To finish the job initiated by Sivaram Ambikasaran, first you can say that $\mu(x)=\alpha x+ \beta 1/x$
The stochastic integral term with $\beta=0$ case is answered by Sivaram Ambikasaran.
For the $\alpha=0$ case you have using Itô's lemma :
$dLnB_t= \frac{1}{B_t}dB_t-\frac{1}{2.B_t^2}dt$
So integrating this gives you :
$\beta.\int_0^T \frac{dB_s}{B_s}=\beta.(Ln(\frac{B_T}{B_0})+1/2\int_0^T \frac{1}{B_s^2}ds)$
If you start your Brownian Motion at 0, the problem is not well defined.
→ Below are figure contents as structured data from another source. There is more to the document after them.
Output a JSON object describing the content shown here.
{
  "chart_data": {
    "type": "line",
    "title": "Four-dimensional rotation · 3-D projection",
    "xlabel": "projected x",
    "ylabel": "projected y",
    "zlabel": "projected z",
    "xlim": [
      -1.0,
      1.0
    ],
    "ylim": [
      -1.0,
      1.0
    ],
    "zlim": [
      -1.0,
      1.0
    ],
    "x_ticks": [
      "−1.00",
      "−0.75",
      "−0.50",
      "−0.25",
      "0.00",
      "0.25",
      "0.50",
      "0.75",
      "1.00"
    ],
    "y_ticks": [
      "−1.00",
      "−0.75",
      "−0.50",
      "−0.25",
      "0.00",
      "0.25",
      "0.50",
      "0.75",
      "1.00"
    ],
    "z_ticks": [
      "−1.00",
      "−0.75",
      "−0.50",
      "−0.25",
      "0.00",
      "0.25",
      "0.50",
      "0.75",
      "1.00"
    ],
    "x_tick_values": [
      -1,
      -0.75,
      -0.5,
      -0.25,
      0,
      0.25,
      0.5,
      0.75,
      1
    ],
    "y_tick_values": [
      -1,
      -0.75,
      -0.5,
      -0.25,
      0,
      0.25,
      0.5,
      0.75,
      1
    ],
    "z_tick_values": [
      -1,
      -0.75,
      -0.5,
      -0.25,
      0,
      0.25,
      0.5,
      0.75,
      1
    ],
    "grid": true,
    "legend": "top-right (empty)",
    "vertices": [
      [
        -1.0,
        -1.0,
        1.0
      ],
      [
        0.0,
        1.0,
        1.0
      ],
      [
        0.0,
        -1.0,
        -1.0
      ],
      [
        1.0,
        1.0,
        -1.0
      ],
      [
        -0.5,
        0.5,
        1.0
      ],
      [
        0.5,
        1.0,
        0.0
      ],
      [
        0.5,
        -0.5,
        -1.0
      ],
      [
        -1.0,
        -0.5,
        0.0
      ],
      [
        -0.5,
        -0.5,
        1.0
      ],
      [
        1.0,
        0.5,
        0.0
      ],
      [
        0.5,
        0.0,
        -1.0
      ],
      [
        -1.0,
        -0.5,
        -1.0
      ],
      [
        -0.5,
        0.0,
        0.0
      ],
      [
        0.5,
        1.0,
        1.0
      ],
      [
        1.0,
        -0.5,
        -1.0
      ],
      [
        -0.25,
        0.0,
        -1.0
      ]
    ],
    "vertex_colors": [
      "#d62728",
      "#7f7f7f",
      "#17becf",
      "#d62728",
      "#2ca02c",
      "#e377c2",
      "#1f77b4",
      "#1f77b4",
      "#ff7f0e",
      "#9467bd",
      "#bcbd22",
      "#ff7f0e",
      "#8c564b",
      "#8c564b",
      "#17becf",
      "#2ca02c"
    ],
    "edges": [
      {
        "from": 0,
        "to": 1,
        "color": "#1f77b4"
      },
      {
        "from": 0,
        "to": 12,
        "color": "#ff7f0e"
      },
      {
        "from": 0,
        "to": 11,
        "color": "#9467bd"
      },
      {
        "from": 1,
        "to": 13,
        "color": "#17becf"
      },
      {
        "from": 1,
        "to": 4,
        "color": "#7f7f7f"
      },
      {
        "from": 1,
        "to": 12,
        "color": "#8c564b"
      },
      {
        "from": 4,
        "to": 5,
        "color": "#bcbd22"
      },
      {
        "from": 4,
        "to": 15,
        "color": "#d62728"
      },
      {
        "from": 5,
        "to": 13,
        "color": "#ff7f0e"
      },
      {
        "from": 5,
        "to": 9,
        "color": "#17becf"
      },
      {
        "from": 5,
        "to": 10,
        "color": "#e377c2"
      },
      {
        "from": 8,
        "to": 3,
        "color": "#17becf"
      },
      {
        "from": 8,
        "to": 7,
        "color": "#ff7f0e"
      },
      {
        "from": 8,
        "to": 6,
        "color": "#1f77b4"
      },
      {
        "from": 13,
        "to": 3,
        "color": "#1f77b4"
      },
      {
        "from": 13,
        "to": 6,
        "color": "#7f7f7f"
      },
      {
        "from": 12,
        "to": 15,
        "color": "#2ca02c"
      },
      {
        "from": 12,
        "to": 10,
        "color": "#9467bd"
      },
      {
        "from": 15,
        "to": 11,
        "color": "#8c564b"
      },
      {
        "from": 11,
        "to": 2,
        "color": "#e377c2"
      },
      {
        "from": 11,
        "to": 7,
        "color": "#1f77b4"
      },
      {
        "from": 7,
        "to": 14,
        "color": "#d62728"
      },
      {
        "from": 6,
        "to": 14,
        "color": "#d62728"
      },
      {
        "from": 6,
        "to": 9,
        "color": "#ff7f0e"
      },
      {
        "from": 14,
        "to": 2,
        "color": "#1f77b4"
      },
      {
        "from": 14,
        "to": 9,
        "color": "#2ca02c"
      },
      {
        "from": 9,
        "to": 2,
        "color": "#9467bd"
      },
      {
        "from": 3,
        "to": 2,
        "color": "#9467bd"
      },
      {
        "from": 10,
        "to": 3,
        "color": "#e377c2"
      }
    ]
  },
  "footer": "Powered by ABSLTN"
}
If $B_0\not=0$ then returning to the intial problem (still with $\alpha=0$) you have :
$ \int_0^T \mu(B_s) dB_s - \frac{\int_0^T (\mu(B_s))^2 ds}{2} =
Ln(\frac{B_T}{B_0})+\frac{\beta.(1-\beta)}{2}.\int_0^T \frac{1}{B_s^2}ds$ if I am not mistaken.
For the general case ($\alpha\not= 0$ and $\beta\not= 0$) just adds the solutions ( i.e. respectively for $\alpha=0$ and $\beta=0$) and also add the cross product term from $\int_0^T (\mu(B_s))^2 ds$ (which should be something like $-T.\alpha.\beta$).
Regards